Realistically I would propose you run the raw commands through ffmpeg itself (using the debug-logged commands), and attempt to get it to normalize linearly. The ffmpeg-normalize wrapper just tries to help set the right values, and somehow I'm afraid it can't be done for that particular file.

(Maybe if you first lower the overall volume with an RMS normalization?)

thennicke commented 1 year ago

So I tried reducing the overall volume with an RMS normalisation, as you suggested, and that worked to get input_tp<=0. And yet output_lra is still not working properly: if I use --keep-loudness-range-target then it goes to 16.8 rather than the measured input of 22.60 (this must be a bug) and if I try to manually set it with -lrt 25 then it goes to 10 (another bug). So still unable to do a linear normalization using this program. Very strange behaviour. I might try using ffmpeg directly later on.

I'll leave the audio in my google drive for you to download and play with when you get back, it's no rush.

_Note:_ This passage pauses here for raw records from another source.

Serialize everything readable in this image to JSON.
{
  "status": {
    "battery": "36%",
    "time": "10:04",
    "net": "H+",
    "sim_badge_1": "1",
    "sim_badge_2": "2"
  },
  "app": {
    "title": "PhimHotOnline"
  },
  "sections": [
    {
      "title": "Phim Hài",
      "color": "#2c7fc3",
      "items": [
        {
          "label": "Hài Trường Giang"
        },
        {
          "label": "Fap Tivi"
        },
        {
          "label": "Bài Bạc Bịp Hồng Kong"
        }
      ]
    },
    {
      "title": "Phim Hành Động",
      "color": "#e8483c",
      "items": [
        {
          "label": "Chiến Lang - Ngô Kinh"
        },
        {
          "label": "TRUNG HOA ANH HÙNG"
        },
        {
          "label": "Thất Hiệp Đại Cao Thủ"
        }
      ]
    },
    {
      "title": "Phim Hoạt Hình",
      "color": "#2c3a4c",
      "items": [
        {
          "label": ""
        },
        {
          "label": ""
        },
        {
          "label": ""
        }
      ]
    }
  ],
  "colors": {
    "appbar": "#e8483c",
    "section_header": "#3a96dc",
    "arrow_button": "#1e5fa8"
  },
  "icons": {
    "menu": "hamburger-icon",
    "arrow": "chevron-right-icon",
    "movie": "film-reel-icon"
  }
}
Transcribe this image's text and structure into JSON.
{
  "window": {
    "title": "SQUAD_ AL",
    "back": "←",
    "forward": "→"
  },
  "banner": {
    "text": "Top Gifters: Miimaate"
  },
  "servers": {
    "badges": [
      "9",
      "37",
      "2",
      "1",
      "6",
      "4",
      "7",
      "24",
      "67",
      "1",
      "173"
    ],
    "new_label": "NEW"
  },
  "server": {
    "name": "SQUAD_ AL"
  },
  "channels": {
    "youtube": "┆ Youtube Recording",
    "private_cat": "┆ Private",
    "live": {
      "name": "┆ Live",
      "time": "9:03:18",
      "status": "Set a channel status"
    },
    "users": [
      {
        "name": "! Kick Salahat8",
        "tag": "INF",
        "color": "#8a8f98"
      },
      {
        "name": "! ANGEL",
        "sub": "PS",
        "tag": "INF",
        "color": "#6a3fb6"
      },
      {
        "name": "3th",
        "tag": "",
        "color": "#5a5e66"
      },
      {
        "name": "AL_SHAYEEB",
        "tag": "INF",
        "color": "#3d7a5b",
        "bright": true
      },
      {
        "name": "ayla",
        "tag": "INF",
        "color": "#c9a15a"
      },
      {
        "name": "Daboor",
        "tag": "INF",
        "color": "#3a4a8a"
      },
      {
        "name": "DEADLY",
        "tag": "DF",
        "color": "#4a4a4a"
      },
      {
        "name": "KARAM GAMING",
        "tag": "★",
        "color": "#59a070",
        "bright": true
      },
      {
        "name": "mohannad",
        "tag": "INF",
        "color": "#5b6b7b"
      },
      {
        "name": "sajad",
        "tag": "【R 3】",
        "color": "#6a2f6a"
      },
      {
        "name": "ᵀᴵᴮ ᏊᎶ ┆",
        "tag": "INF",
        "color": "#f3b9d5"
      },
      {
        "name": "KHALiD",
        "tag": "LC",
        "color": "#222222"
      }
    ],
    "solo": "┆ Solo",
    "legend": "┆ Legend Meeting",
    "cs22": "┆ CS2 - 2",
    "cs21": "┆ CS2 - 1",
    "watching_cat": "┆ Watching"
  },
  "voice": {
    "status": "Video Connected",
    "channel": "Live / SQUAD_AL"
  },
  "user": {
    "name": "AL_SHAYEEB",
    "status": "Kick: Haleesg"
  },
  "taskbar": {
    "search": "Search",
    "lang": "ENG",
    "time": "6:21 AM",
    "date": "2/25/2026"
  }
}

richardpl commented 1 year ago

I get linear processing, once you set high enough target LRA and enough low target Integrated:

ffmpeg -i ~/Downloads/testaudio.MOV -af loudnorm=measured_tp=0.0:measured_lra=22.8:lra=22.8:measured_i=-15.2:measured_thresh=-37.4:print_format=summary:tp=0.0 -f null -

Not a bug, it happens because target integrated loudness is set to too high value (toward zero). You can not have linear processing in that case.

There is nothing interesting in True Peak being positive (> 0), that is normal when resampling to higher rate and with audio that clipped already.

Formula is quite simple: If Target True Peak is lower than (Measured True Peak + Target Integrated - Measured Integrated) filter will use dynamic processing.

thennicke commented 11 months ago

I get linear processing, once you set high enough target LRA and enough low target Integrated:

ffmpeg -i ~/Downloads/testaudio.MOV -af loudnorm=measured_tp=0.0:measured_lra=22.8:lra=22.8:measured_i=-15.2:measured_thresh=-37.4:print_format=summary:tp=0.0 -f null -

Not a bug, it happens because target integrated loudness is set to too high value (toward zero). You can not have linear processing in that case.

There is nothing interesting in True Peak being positive (> 0), that is normal when resampling to higher rate and with audio that clipped already.

Formula is quite simple: If Target True Peak is lower than (Measured True Peak + Target Integrated - Measured Integrated) filter will use dynamic processing.

You're quite right. I completely misunderstood what the algorithm was doing and thought I had a lot more headroom than I did. Closing this because it's not actually a bug.